Storytelling Spotlight: Community Servings

This spotlight is a feature on WhyHunger’s digital storytelling website, Community Voices, that showcases grassroots organizations and community leaders through dynamic stories and pictures, to give a real view of projects that are working to alleviate food insecurity and increase communities’ access to nutritious food. We believe that telling one’s story is not only an act of reclaiming in the face of the dominant food narrative of this country, but also an affirmation that the small acts of food sovereignty happening across the country add up to a powerful, vital collective. Up today: Community Servings, Boston, MA. Story and pictures by David Hanson.

Community Servings (CS) has humble beginnings as a Jewish outreach organization responding to AIDS in the late ’80s. To this day, but especially early during the AIDS epidemic, malnutrition was a major cause of death. The simple act of feeding people properly who were diagnosed HIV+ could keep them alive. Food was a viable form of medicine. Community Servings has evolved to develop more diverse eligibility criteria, drawing clients from over 200 referral partners. It now provides medically tailored meal services to homebound families and individuals with acute life-threatening illness. Roughly 1000 individuals receive packages of five meals per week. It’s not just any healthy food. Community Servings has learned the importance of preparing beautiful, colorful, fragrant food that appeals to people who lack an appetite due to chronic illness.

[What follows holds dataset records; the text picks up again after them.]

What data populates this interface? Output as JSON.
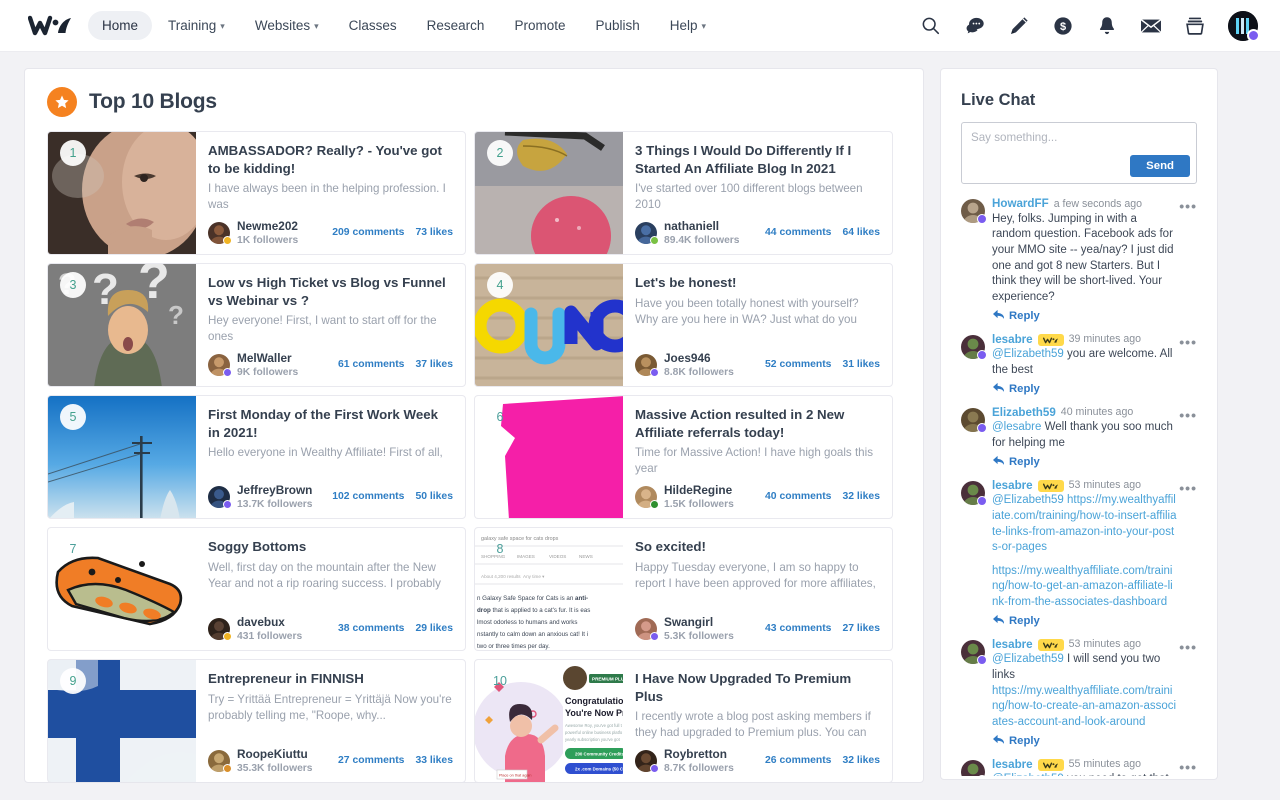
{
  "nav": {
    "logo_name": "wa-logo",
    "items": [
      {
        "label": "Home",
        "active": true,
        "caret": false
      },
      {
        "label": "Training",
        "active": false,
        "caret": true
      },
      {
        "label": "Websites",
        "active": false,
        "caret": true
      },
      {
        "label": "Classes",
        "active": false,
        "caret": false
      },
      {
        "label": "Research",
        "active": false,
        "caret": false
      },
      {
        "label": "Promote",
        "active": false,
        "caret": false
      },
      {
        "label": "Publish",
        "active": false,
        "caret": false
      },
      {
        "label": "Help",
        "active": false,
        "caret": true
      }
    ],
    "icons": [
      "search-icon",
      "chat-icon",
      "pencil-icon",
      "dollar-icon",
      "bell-icon",
      "mail-icon",
      "inbox-icon"
    ]
  },
  "main": {
    "section_title": "Top 10 Blogs",
    "section_icon": "star-icon",
    "cards": [
      {
        "rank": "1",
        "title": "AMBASSADOR? Really? - You've got to be kidding!",
        "excerpt": "I have always been in the helping profession. I was",
        "author": "Newme202",
        "followers": "1K followers",
        "comments": "209 comments",
        "likes": "73 likes",
        "thumb_kind": "photo-face",
        "thumb_colors": [
          "#6b5a50",
          "#c9a189",
          "#3a2e28"
        ],
        "badge_color": "#f0b323",
        "av_colors": [
          "#8b5a3c",
          "#4a3228"
        ],
        "rank_bare": false
      },
      {
        "rank": "2",
        "title": "3 Things I Would Do Differently If I Started An Affiliate Blog In 2021",
        "excerpt": "I've started over 100 different blogs between 2010",
        "author": "nathaniell",
        "followers": "89.4K followers",
        "comments": "44 comments",
        "likes": "64 likes",
        "thumb_kind": "photo-leaf",
        "thumb_colors": [
          "#9a9aa0",
          "#c7a43f",
          "#d94f6e"
        ],
        "badge_color": "#7ac143",
        "av_colors": [
          "#4a6fa5",
          "#2a3f5f"
        ],
        "rank_bare": false
      },
      {
        "rank": "3",
        "title": "Low vs High Ticket vs Blog vs Funnel vs Webinar vs ?",
        "excerpt": "Hey everyone! First, I want to start off for the ones",
        "author": "MelWaller",
        "followers": "9K followers",
        "comments": "61 comments",
        "likes": "37 likes",
        "thumb_kind": "photo-question",
        "thumb_colors": [
          "#7d7d7d",
          "#e8e8e8",
          "#5f6b55"
        ],
        "badge_color": "#7a5cf0",
        "av_colors": [
          "#c89a6b",
          "#8a6340"
        ],
        "rank_bare": false
      },
      {
        "rank": "4",
        "title": "Let's be honest!",
        "excerpt": "Have you been totally honest with yourself? Why are you here in WA? Just what do you expect to",
        "author": "Joes946",
        "followers": "8.8K followers",
        "comments": "52 comments",
        "likes": "31 likes",
        "thumb_kind": "photo-one",
        "thumb_colors": [
          "#c8b49a",
          "#f5d800",
          "#2233cc"
        ],
        "badge_color": "#7a5cf0",
        "av_colors": [
          "#b9915f",
          "#7a5a34"
        ],
        "rank_bare": false
      },
      {
        "rank": "5",
        "title": "First Monday of the First Work Week in 2021!",
        "excerpt": "Hello everyone in Wealthy Affiliate! First of all,",
        "author": "JeffreyBrown",
        "followers": "13.7K followers",
        "comments": "102 comments",
        "likes": "50 likes",
        "thumb_kind": "photo-sky",
        "thumb_colors": [
          "#1b82d6",
          "#7cc4f0",
          "#dde8f0"
        ],
        "badge_color": "#7a5cf0",
        "av_colors": [
          "#3a5a8c",
          "#1e2d45"
        ],
        "rank_bare": false
      },
      {
        "rank": "6",
        "title": "Massive Action resulted in 2 New Affiliate referrals today!",
        "excerpt": "Time for Massive Action! I have high goals this year",
        "author": "HildeRegine",
        "followers": "1.5K followers",
        "comments": "40 comments",
        "likes": "32 likes",
        "thumb_kind": "photo-pink",
        "thumb_colors": [
          "#ffffff",
          "#f51fa8",
          "#ffffff"
        ],
        "badge_color": "#2f8f2f",
        "av_colors": [
          "#d9b48a",
          "#b08a5e"
        ],
        "rank_bare": true
      },
      {
        "rank": "7",
        "title": "Soggy Bottoms",
        "excerpt": "Well, first day on the mountain after the New Year and not a rip roaring success. I probably got off...",
        "author": "davebux",
        "followers": "431 followers",
        "comments": "38 comments",
        "likes": "29 likes",
        "thumb_kind": "illus-pie",
        "thumb_colors": [
          "#ffffff",
          "#f07d26",
          "#9aa06a"
        ],
        "badge_color": "#f0b323",
        "av_colors": [
          "#5a4234",
          "#2e221a"
        ],
        "rank_bare": true
      },
      {
        "rank": "8",
        "title": "So excited!",
        "excerpt": "Happy Tuesday everyone, I am so happy to report I have been approved for more affiliates, updated",
        "author": "Swangirl",
        "followers": "5.3K followers",
        "comments": "43 comments",
        "likes": "27 likes",
        "thumb_kind": "screenshot-serp",
        "thumb_colors": [
          "#ffffff",
          "#e4e4e8",
          "#3d4756"
        ],
        "badge_color": "#7a5cf0",
        "av_colors": [
          "#d59a8a",
          "#a06a55"
        ],
        "rank_bare": true
      },
      {
        "rank": "9",
        "title": "Entrepreneur in FINNISH",
        "excerpt": "Try = Yrittää Entrepreneur = Yrittäjä Now you're probably telling me, \"Roope, why...",
        "author": "RoopeKiuttu",
        "followers": "35.3K followers",
        "comments": "27 comments",
        "likes": "33 likes",
        "thumb_kind": "photo-flag",
        "thumb_colors": [
          "#eef2f6",
          "#1f4fa0",
          "#ffffff"
        ],
        "badge_color": "#d98f2b",
        "av_colors": [
          "#c8a872",
          "#8a6a3c"
        ],
        "rank_bare": false
      },
      {
        "rank": "10",
        "title": "I Have Now Upgraded To Premium Plus",
        "excerpt": "I recently wrote a blog post asking members if they had upgraded to Premium plus. You can see the",
        "author": "Roybretton",
        "followers": "8.7K followers",
        "comments": "26 comments",
        "likes": "32 likes",
        "thumb_kind": "screenshot-congrats",
        "thumb_colors": [
          "#ffffff",
          "#ef6a8a",
          "#2f4fd0"
        ],
        "badge_color": "#7a5cf0",
        "av_colors": [
          "#6a4a32",
          "#33241a"
        ],
        "rank_bare": true
      }
    ]
  },
  "chat": {
    "title": "Live Chat",
    "input_placeholder": "Say something...",
    "input_value": "",
    "send_label": "Send",
    "reply_label": "Reply",
    "more_label": "•••",
    "messages": [
      {
        "user": "HowardFF",
        "wa_badge": false,
        "time": "a few seconds ago",
        "mention": "",
        "text": "Hey, folks. Jumping in with a random question. Facebook ads for your MMO site -- yea/nay? I just did one and got 8 new Starters. But I think they will be short-lived. Your experience?",
        "links": [],
        "badge_color": "#7a5cf0",
        "av_colors": [
          "#b8a48c",
          "#6f5c48"
        ]
      },
      {
        "user": "lesabre",
        "wa_badge": true,
        "time": "39 minutes ago",
        "mention": "@Elizabeth59",
        "text": " you are welcome. All the best",
        "links": [],
        "badge_color": "#7a5cf0",
        "av_colors": [
          "#6a8a4a",
          "#4a2f3a"
        ]
      },
      {
        "user": "Elizabeth59",
        "wa_badge": false,
        "time": "40 minutes ago",
        "mention": "@lesabre",
        "text": " Well thank you soo much for helping me",
        "links": [],
        "badge_color": "#7a5cf0",
        "av_colors": [
          "#8a7a52",
          "#5c4a30"
        ]
      },
      {
        "user": "lesabre",
        "wa_badge": true,
        "time": "53 minutes ago",
        "mention": "@Elizabeth59",
        "text": " ",
        "links": [
          "https://my.wealthyaffiliate.com/training/how-to-insert-affiliate-links-from-amazon-into-your-posts-or-pages",
          "https://my.wealthyaffiliate.com/training/how-to-get-an-amazon-affiliate-link-from-the-associates-dashboard"
        ],
        "first_link_inline": true,
        "badge_color": "#7a5cf0",
        "av_colors": [
          "#6a8a4a",
          "#4a2f3a"
        ]
      },
      {
        "user": "lesabre",
        "wa_badge": true,
        "time": "53 minutes ago",
        "mention": "@Elizabeth59",
        "text": " I will send you two links",
        "links": [
          "https://my.wealthyaffiliate.com/training/how-to-create-an-amazon-associates-account-and-look-around"
        ],
        "link_tight": true,
        "badge_color": "#7a5cf0",
        "av_colors": [
          "#6a8a4a",
          "#4a2f3a"
        ]
      },
      {
        "user": "lesabre",
        "wa_badge": true,
        "time": "55 minutes ago",
        "mention": "@Elizabeth59",
        "text": " you need to get that",
        "links": [],
        "no_reply": true,
        "badge_color": "#7a5cf0",
        "av_colors": [
          "#6a8a4a",
          "#4a2f3a"
        ]
      }
    ]
  },
  "colors": {
    "accent_blue": "#2f78c4",
    "link_blue": "#4aa3d8",
    "orange": "#f58220",
    "badge_yellow": "#ffd94a",
    "text_dark": "#35404f",
    "text_muted": "#9aa1ad",
    "page_bg": "#f2f2f5"
  }
}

Crafting such a complex menu falls on the shoulders of Chef Kevin Conner. Conner has almost two decades of experience in kitchens, including as a culinary arts professor and executive chef at the Federal Reserve. When Connor was 16 he lost his mother to diabetes so he knows how food can help and harm a body.

“With this job, the people don’t just come into the restaurant, eat the meal, then forget about it.” Connor says. “The five meals we’re delivering weekly touch their hearts and souls. We try to give the clients comfortable, familiar meals. We’re always adapting the menu. For instance, we might make a meatloaf, but we have to be careful with ketchup (sugar) for diabetics so we come up with recipes for a tasty, ketchup-free meatloaf.”

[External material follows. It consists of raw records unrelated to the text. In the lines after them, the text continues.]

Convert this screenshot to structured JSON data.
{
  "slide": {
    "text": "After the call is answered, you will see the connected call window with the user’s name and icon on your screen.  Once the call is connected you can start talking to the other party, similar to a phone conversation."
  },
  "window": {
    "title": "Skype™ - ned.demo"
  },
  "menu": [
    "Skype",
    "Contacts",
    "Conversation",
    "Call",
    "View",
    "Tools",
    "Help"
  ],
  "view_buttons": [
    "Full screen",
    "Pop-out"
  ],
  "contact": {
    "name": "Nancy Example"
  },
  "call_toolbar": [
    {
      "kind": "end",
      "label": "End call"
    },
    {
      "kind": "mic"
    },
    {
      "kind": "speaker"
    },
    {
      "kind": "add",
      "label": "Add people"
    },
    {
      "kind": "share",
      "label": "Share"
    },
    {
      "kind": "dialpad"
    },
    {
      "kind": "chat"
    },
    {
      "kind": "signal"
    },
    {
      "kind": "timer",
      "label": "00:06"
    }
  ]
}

community servingsConnor works closely with Community Serving’s nutrition department to understand the best ingredients for the clients’ diverse needs. Connor is currently developing a cookbook with over 100 meals tailored to specific diets, a veritable pharmaceutical catalog of food is medicine. Everything is scratch-made to control preservatives, especially sodium and sugar. Each week, the clients receive a box with a loaf of bread, a quart of milk and five days of meals: lunch, dinner and snack at a cost of $25 per day.The kitchen operation is big, fast, mechanized and efficient. Because of clients’ weakened immune systems, extra care must be taken to remain 100% free of bacteria, especially since a large chunk of kitchen prep work is done by volunteer groups (65,000 volunteer hours/year).

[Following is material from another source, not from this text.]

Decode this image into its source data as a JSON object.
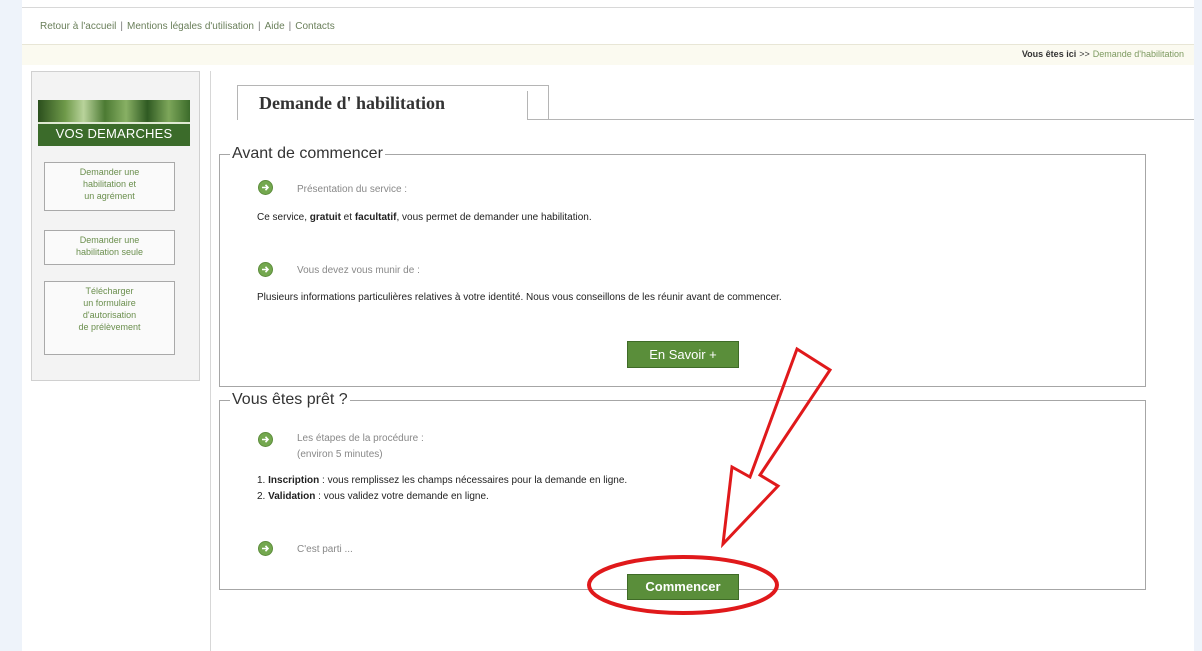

“We (Community Servings) consider ourselves to be essential role players in the creative treatment of low-income individuals,” says Jean Terranova, director of Food and Health Policy at Community Servings. “We can make the case to health care providers that our meals cost no more than $25 per day per patient while a hospital bed costs around $2500 per day. If healthy, appropriate food can keep those high-frequency patients from returning to the hospital, which Medicaid might not pay for, then that’s a big savings for hospitals and a big opportunity for us and others in our field.”

There is nothing new to the idea that poor nutrition leads to chronic long-term illnesses like diabetes and heart disease. Healthy eating has long proven to be one of the most effective preventative measures, although access to healthy food remains a major challenge in many low-income communities. But what about food’s role in the treatment of sick patients? What about looking at food is medicine? Community Servings has been trying to fill that need, on a small scale, for decades. Now there’s hope that new policies could shift the movement into higher gear. The Affordable Care Act (ACA) has opened the door to a vigorous conversation about new strategies for bringing together food and nutrition security providers to the table with hospitals and insurers.

Since 1969, federal standards have mandated that non-profit hospitals provide community benefits in order to maintain tax-exempt status. The majority of “community benefits” covered the cost of care for uninsured or underinsured patients. The ACA aims to have two profound effects on that model. For one, the ACA will vastly reduce the number of uninsured Americans, many of whom were without coverage due to pre-existing conditions. So there will be less need to allocate community benefit funds to cover costs of uninsured patient care. Secondly, the ACA better articulates the community benefit obligations for non-profit accountable care organizations (ACO), groups of doctors, hospitals and other health care organizations that voluntarily coalesce to give coordinated care to Medicare patients.